Les deux tableaux en un regard


| Élément | Washington, 1664 | Minneapolis, 1666 |
|---|---|---|
| Moment | Avant le coup | Après le coup |
| Geste | Poignard dirigé vers la poitrine, main gauche ouverte | Poignard abaissé, autre main tenant le cordon |
| Costume | Robe dorée, perles, chemise encore intacte | Vêtement plus sombre, chemise blanche tachée de sang |
| Regard | Baissé vers la lame, hésitant | Défait, tourné hors de l’action |
| Effet | Dilemme moral | Conséquence physique et appel au témoignage |
| Dimensions | 120 × 101 cm | 110,2 × 92,3 cm selon la notice de collection diffusée par le musée |

1664 : le théâtre de l’hésitation
La figure occupe presque tout le champ. Son corps fait face au spectateur, mais son regard descend vers l’arme. La main gauche demeure ouverte, comme si une partie d’elle-même refusait encore l’acte. La National Gallery of Art insiste sur ce moment intérieur : Lucrèce n’est pas l’héroïne froide d’un exemple moral, mais une femme qui mesure une décision imposée par la violence et par le regard social.
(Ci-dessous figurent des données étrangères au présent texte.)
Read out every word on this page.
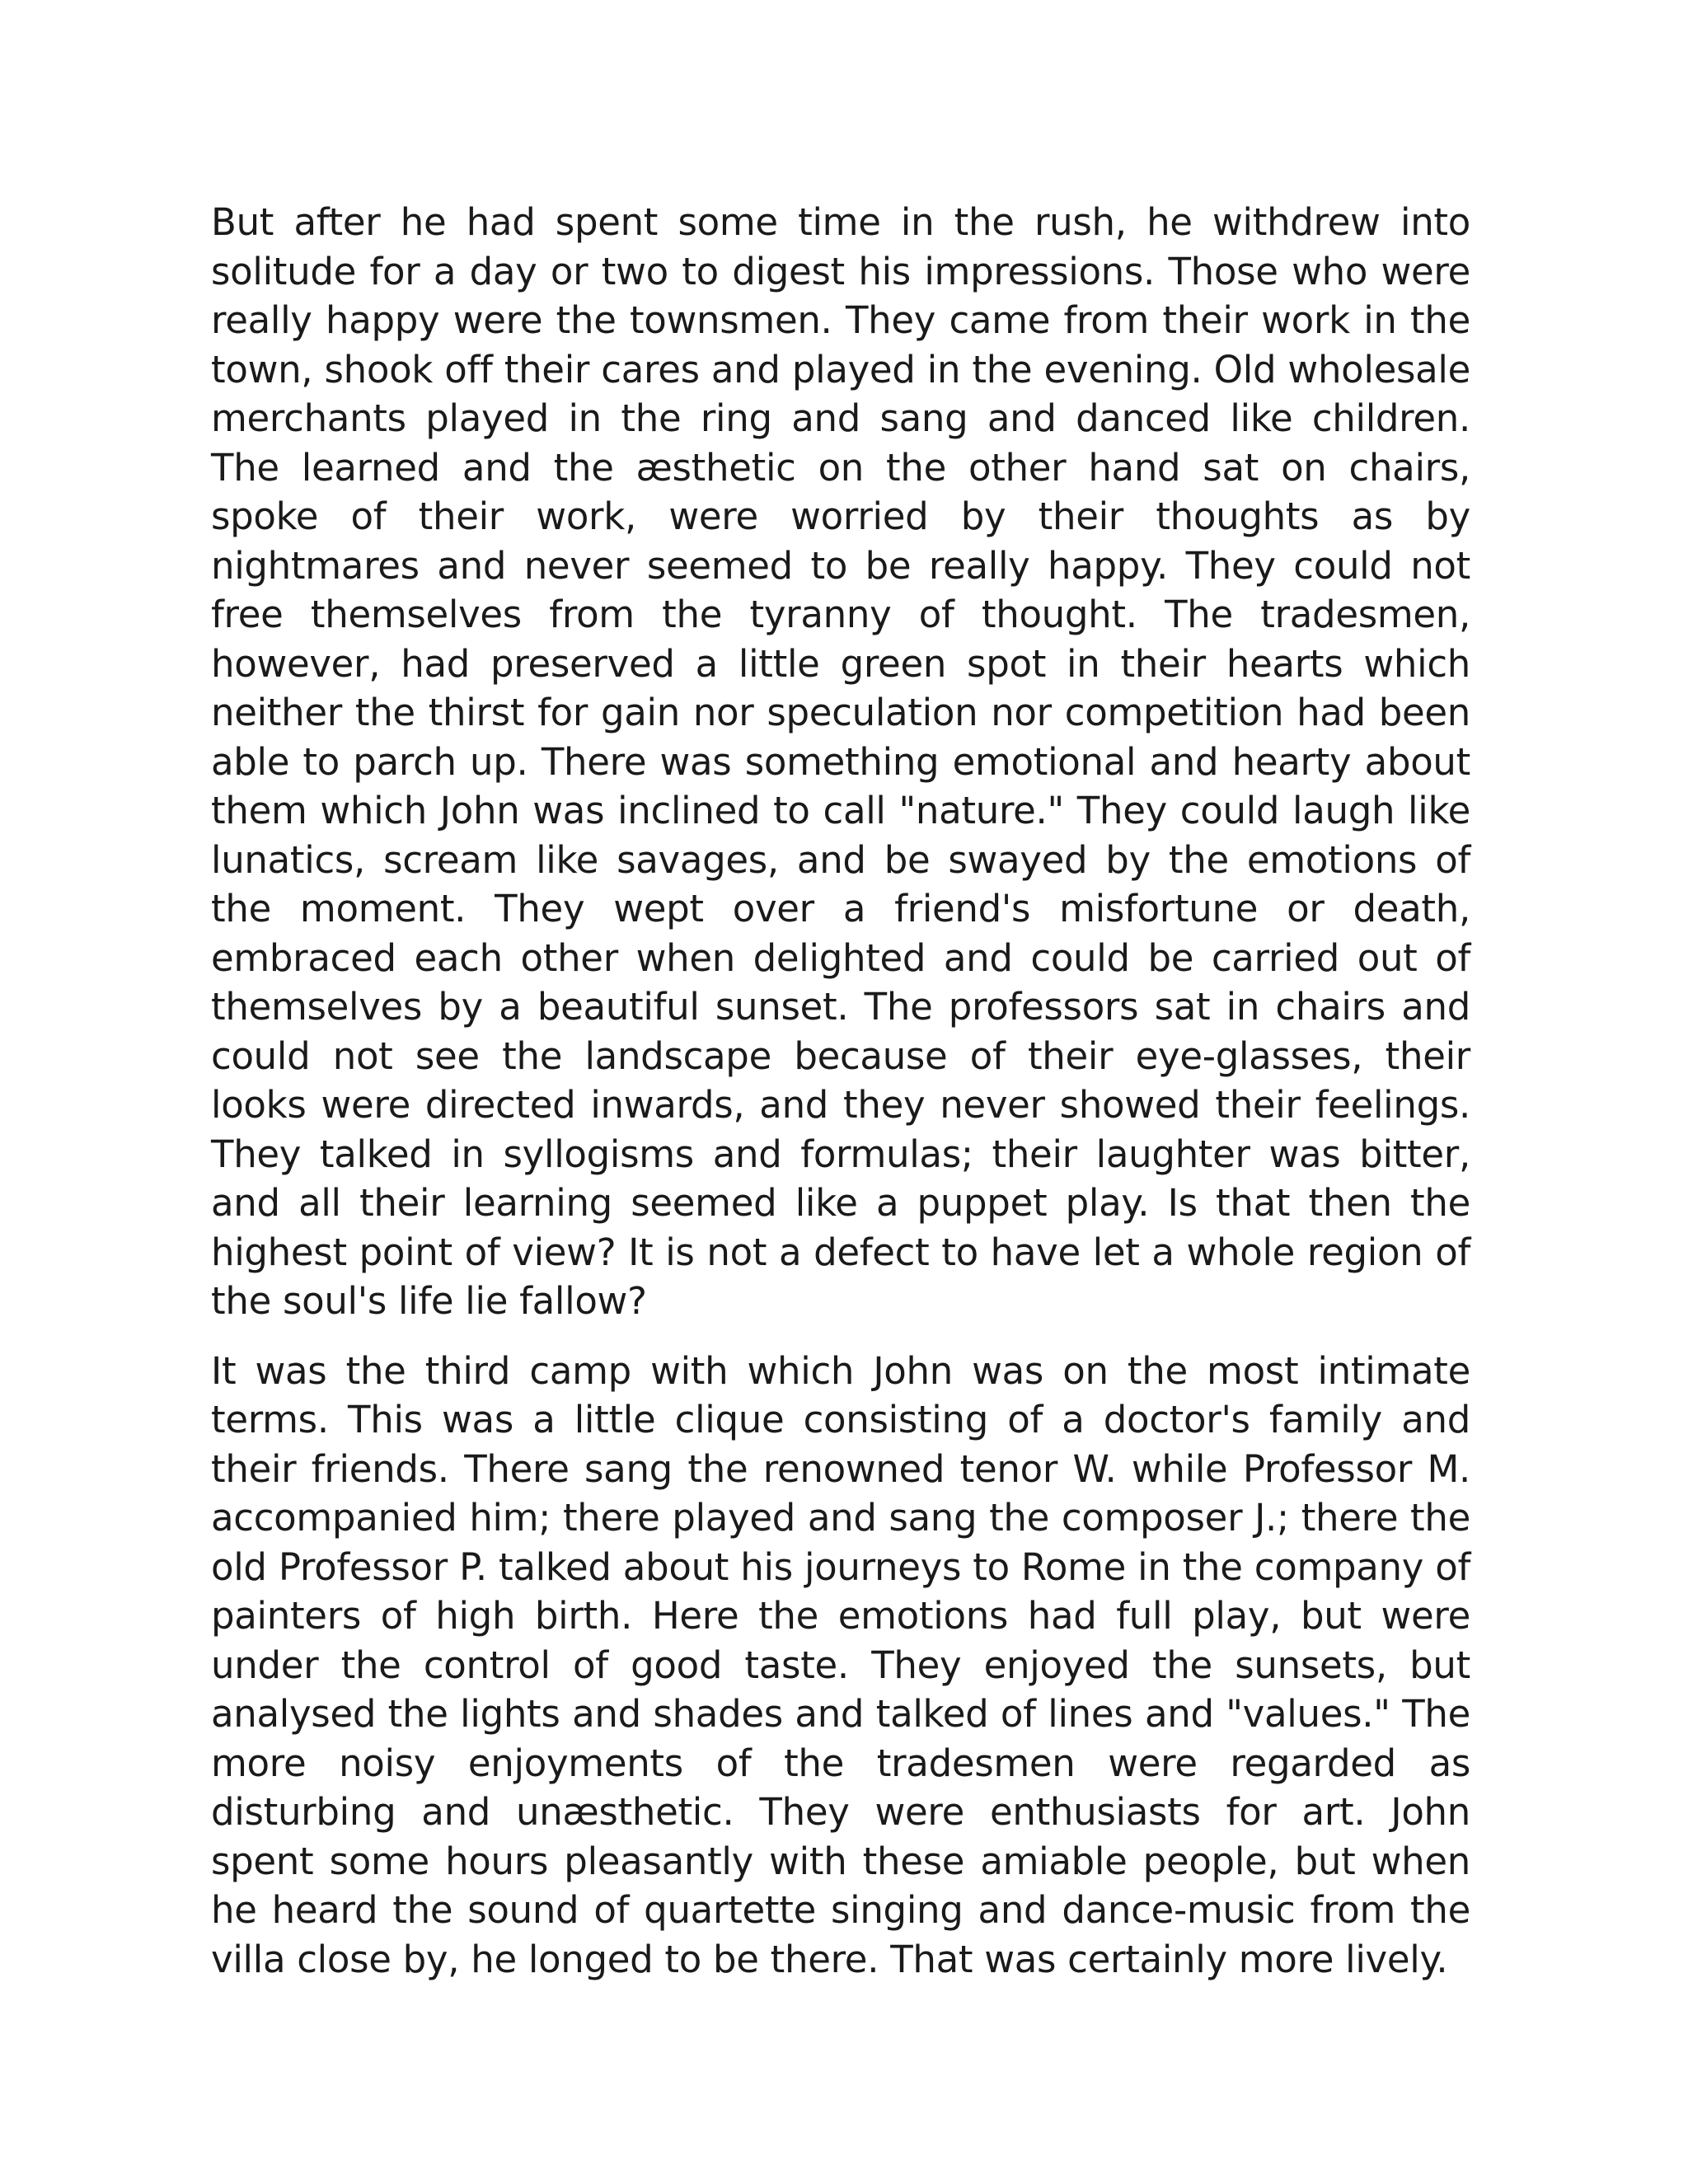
But after he had spent some time in the rush, he withdrew into solitude for a day or two to digest his impressions. Those who were really happy were the townsmen. They came from their work in the town, shook off their cares and played in the evening. Old wholesale merchants played in the ring and sang and danced like children. The learned and the æsthetic on the other hand sat on chairs, spoke of their work, were worried by their thoughts as by nightmares and never seemed to be really happy. They could not free themselves from the tyranny of thought. The tradesmen, however, had preserved a little green spot in their hearts which neither the thirst for gain nor speculation nor competition had been able to parch up. There was something emotional and hearty about them which John was inclined to call "nature." They could laugh like lunatics, scream like savages, and be swayed by the emotions of the moment. They wept over a friend's misfortune or death, embraced each other when delighted and could be carried out of themselves by a beautiful sunset. The professors sat in chairs and could not see the landscape because of their eye-glasses, their looks were directed inwards, and they never showed their feelings. They talked in syllogisms and formulas; their laughter was bitter, and all their learning seemed like a puppet play. Is that then the highest point of view? It is not a defect to have let a whole region of the soul's life lie fallow?

It was the third camp with which John was on the most intimate terms. This was a little clique consisting of a doctor's family and their friends. There sang the renowned tenor W. while Professor M. accompanied him; there played and sang the composer J.; there the old Professor P. talked about his journeys to Rome in the company of painters of high birth. Here the emotions had full play, but were under the control of good taste. They enjoyed the sunsets, but analysed the lights and shades and talked of lines and "values." The more noisy enjoyments of the tradesmen were regarded as disturbing and unæsthetic. They were enthusiasts for art. John spent some hours pleasantly with these amiable people, but when he heard the sound of quartette singing and dance-music from the villa close by, he longed to be there. That was certainly more lively.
Le costume amplifie le contraste. Perles, chaîne, diadème et étoffe dorée affirment le rang ; les attaches ouvertes du corsage rendent pourtant la poitrine vulnérable. Le poignard brillant devant la manche blanche concentre la tension. Dans la radiographie matérielle du geste, la NGA signale un repentir : la lame avait d’abord été peinte environ 3,5 cm plus longue. Rembrandt ajuste donc l’instrument autant que l’expression.
La lumière arrive de gauche, frappe le visage, l’épaule et la main armée, puis laisse l’autre bras dans une ombre plus large. Cette dissymétrie anime une pose presque frontale. L’action se joue moins dans le mouvement du corps que dans la répartition de la lumière.
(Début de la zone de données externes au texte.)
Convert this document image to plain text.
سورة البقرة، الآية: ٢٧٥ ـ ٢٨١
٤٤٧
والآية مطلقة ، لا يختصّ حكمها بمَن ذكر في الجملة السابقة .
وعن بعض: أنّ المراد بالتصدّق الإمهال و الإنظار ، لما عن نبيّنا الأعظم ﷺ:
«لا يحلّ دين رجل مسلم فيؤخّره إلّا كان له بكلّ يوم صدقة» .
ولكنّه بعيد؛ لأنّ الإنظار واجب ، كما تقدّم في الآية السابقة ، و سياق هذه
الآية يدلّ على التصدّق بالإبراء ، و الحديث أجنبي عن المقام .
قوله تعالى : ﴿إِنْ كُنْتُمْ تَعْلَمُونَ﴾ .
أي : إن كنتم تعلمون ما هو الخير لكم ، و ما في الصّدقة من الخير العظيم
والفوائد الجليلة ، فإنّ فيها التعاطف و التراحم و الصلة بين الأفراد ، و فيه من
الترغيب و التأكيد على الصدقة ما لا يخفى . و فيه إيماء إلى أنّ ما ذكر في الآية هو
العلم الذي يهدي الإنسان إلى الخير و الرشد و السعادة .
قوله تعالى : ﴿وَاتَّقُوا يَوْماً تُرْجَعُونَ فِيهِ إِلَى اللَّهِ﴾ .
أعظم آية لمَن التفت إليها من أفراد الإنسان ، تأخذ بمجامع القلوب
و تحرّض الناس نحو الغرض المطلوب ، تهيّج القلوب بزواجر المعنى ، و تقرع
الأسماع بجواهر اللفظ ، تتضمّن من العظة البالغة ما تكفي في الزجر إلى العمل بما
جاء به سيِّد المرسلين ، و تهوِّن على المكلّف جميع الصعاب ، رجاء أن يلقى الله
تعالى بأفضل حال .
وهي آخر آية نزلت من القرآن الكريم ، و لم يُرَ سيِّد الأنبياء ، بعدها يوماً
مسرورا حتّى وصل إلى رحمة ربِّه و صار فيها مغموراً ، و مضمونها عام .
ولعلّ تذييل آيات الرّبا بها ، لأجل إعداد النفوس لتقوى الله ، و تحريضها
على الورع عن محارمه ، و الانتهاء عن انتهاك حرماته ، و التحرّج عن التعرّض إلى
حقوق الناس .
Le poignard, le vêtement et la matière



Dans la version de Washington, la NGA décrit une technique très variée : couches denses sur le visage, glacis et frottis sur les ombres, coups de brosse chargés sur les pommettes, et usage du couteau à palette dans la manche et la robe. Le fond brun n’est pas une simple absence de décor ; il devient la couleur de base des parties ombrées. La peinture ne recouvre pas uniformément la toile : elle exploite son grain.
1666 : le corps après le geste
Deux ans plus tard, Rembrandt ne montre plus la décision mais son irréversibilité. La chemise blanche porte une tache rouge qui descend depuis la blessure. Le poignard est retiré et abaissé. Le corps reste debout, pourtant la ligne des épaules, l’inclinaison de la tête et le déhanchement suggèrent qu’il cède déjà.
La main droite saisit un cordon terminé par un gland. On l’interprète souvent comme un cordon de sonnette : Lucrèce appellerait les proches auxquels elle doit raconter le crime et confier sa vengeance. Mais la fonction exacte n’est pas documentée avec certitude. Le motif peut aussi dériver d’un dispositif d’atelier permettant au modèle de soutenir le bras. L’hypothèse narrative et l’explication pratique ne s’excluent pas nécessairement.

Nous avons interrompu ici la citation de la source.